Read it. Cut it out and put it on your refrigerator. Look at it every time you shop. See how the government creates the information it provides to “help us.”
Border residents have always had dealt with high prices by going to Mexico for lower costs on some things such as medical items. Now the lawlessness has reduced that option. The recent increases in jobs and business in the Valley seem to have been lost — what can be done?
Well, for one, we could help business leaders invest in the future by developing more trade opportunities with Central America, using smaller multipurpose vessels to sail around the unrest in Mexico.
Some readers might remember the Regal Voyager, a ferry that ran between Port Isabel and Puerto Cortes, Honduras. It carried up to 450 passengers and up to 360 cars or 60 tractor-trailers laden with cargo.
There were 21,153 transmigrantes exporting vehicles during 1993, which more than doubled to 50,409 by 1994 when I retired.
The numbers doubled again to 107,066 by 2008, and then started receding in 2009 when the extraordinary violence in Mexico began to be felt.
The Isabel Cortes Ferry Service operated for one year. It would be valuable now.

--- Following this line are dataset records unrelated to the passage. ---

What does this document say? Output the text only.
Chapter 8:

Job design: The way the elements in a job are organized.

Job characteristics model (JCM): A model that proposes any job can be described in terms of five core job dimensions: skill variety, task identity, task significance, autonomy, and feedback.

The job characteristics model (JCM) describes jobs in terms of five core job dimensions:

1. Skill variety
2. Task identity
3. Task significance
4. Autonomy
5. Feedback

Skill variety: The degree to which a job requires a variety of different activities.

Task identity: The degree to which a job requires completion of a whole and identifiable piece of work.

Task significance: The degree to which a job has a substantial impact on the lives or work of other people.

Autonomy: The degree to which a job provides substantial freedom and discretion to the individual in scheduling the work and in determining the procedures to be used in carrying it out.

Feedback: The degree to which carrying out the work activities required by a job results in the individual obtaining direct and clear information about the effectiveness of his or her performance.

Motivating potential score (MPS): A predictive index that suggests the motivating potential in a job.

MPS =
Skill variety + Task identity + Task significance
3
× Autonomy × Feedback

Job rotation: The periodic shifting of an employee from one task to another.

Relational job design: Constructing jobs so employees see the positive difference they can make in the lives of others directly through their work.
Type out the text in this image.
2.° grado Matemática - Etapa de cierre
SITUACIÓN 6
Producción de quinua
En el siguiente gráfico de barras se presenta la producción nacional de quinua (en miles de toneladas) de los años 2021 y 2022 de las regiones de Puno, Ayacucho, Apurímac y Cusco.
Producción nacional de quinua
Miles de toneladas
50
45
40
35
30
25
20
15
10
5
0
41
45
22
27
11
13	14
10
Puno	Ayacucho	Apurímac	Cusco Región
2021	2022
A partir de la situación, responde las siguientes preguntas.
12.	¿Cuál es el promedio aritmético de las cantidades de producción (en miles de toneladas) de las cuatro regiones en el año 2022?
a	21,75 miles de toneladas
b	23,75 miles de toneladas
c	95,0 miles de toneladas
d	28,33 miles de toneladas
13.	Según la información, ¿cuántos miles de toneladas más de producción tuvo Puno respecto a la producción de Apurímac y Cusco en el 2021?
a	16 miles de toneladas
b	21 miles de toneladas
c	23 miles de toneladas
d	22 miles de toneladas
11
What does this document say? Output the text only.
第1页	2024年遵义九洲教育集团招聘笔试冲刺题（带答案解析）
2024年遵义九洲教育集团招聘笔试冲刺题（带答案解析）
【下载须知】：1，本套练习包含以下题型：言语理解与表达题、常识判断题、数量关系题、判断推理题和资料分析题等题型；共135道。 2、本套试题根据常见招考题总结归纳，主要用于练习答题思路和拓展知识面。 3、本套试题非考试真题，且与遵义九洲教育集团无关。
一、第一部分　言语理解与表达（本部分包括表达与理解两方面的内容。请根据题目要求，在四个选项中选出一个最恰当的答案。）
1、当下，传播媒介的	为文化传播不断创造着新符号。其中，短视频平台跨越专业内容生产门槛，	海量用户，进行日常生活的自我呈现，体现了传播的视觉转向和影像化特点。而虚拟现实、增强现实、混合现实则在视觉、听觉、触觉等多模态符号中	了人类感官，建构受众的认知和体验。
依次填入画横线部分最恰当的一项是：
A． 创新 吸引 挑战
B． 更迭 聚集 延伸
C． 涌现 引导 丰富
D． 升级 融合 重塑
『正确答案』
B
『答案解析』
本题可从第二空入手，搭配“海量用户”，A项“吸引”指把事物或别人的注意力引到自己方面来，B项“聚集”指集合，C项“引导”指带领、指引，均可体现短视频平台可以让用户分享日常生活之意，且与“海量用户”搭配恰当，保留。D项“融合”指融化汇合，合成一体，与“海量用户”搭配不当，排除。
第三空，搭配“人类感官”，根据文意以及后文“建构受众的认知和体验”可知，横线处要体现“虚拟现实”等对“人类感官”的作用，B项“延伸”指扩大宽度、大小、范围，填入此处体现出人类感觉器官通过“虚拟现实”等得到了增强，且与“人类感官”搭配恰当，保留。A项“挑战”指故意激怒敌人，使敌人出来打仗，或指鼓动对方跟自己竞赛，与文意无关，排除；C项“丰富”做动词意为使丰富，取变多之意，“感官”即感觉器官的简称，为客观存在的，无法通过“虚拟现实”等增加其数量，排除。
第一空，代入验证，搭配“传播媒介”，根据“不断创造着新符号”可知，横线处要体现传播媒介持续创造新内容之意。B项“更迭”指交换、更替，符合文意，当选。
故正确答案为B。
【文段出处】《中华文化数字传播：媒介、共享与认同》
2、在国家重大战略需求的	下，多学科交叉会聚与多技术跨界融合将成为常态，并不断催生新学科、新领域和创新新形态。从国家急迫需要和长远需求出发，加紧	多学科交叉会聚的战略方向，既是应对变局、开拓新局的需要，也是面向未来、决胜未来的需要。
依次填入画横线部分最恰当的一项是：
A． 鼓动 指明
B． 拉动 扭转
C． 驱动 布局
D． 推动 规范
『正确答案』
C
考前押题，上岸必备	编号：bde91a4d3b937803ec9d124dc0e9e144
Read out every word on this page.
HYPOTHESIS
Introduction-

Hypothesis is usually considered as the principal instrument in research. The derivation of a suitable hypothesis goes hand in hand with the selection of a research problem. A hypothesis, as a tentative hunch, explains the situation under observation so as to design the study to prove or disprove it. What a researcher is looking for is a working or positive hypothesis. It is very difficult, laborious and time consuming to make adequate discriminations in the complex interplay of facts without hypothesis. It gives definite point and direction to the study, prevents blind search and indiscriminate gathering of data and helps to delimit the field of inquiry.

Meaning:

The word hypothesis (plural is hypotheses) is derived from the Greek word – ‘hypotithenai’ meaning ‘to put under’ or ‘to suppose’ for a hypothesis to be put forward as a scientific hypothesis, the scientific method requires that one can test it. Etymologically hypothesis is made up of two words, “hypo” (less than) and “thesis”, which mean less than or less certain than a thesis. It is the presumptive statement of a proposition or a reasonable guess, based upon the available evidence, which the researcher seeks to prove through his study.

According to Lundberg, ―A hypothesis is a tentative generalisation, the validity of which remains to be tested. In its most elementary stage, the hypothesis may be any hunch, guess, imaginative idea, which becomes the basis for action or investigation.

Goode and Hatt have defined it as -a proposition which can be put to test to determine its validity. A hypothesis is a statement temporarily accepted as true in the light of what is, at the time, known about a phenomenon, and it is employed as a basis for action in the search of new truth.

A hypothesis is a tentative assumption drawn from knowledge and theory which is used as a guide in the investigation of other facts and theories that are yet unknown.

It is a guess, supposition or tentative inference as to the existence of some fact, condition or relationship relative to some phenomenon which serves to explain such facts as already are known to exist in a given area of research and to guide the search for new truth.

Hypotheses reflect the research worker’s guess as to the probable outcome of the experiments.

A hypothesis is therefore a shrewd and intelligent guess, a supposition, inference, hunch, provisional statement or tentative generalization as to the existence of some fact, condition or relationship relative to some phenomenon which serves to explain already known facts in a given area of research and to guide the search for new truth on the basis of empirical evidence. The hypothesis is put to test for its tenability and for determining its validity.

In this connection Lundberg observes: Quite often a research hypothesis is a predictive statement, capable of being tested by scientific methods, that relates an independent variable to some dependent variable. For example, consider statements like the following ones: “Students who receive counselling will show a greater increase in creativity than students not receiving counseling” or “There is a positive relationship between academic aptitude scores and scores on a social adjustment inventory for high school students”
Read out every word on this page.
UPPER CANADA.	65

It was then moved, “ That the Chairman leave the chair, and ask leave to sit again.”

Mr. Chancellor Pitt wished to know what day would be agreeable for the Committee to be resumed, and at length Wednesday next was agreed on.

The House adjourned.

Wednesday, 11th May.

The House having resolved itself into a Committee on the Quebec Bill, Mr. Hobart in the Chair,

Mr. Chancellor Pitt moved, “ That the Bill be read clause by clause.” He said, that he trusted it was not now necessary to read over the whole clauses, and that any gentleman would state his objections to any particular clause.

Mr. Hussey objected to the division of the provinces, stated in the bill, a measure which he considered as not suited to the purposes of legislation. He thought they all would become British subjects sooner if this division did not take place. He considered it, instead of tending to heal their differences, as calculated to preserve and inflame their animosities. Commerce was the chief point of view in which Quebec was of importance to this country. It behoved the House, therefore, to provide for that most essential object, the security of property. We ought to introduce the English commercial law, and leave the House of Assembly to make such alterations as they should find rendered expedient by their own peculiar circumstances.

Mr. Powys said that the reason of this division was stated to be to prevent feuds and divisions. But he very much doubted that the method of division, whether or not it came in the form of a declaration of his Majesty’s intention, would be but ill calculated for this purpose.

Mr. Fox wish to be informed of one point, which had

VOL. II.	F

The Inter-development Bank aims to bring about development to Latin America and Caribbean countries to reduce poverty and inequality. While it’s a regular bank in many ways, it also provides grants, and does technical research. IDB’s shareholders are 48 member countries, including 26 Latin American and Caribbean borrowing members.
The bank studied trade through the Pan-American Maritime Highway and issued a report in March 2010. From what information I was able to glean from excerpts of the study and general conversation with some of the study participants, a number of valuable insights have convinced me even more that the Pan-American Maritime Highway is a concept whose time is overdue.
Perhaps some of our “real movers and shakers” could work with IDB to develop a real transportation network that would fit our needs.
The advancement of modestly priced transportation choices between North, Central and South America will do more to improve Western Hemisphere cohesion and stability than any other single thing that could be done.
Just for a moment, picture yourself with a small three-ship ferry operation at the point in history when relations normalize with Cuba. Even more serious profits and expansion would exist. Also envision the evolution of a cohesive hemispheric logistics system with central distribution points in Cuba and ferries of different sizes and purposes steaming off like a compass star. It would permit immediate transportation systems to develop using current and older equipment, trailers, rail cars etc.
It would also require that countries get along better to work out equipment interchanges, uniform vehicle licensing, safety requirements, etc.
Such a project could spur economic growth, and become a basis of stability in our part of the world.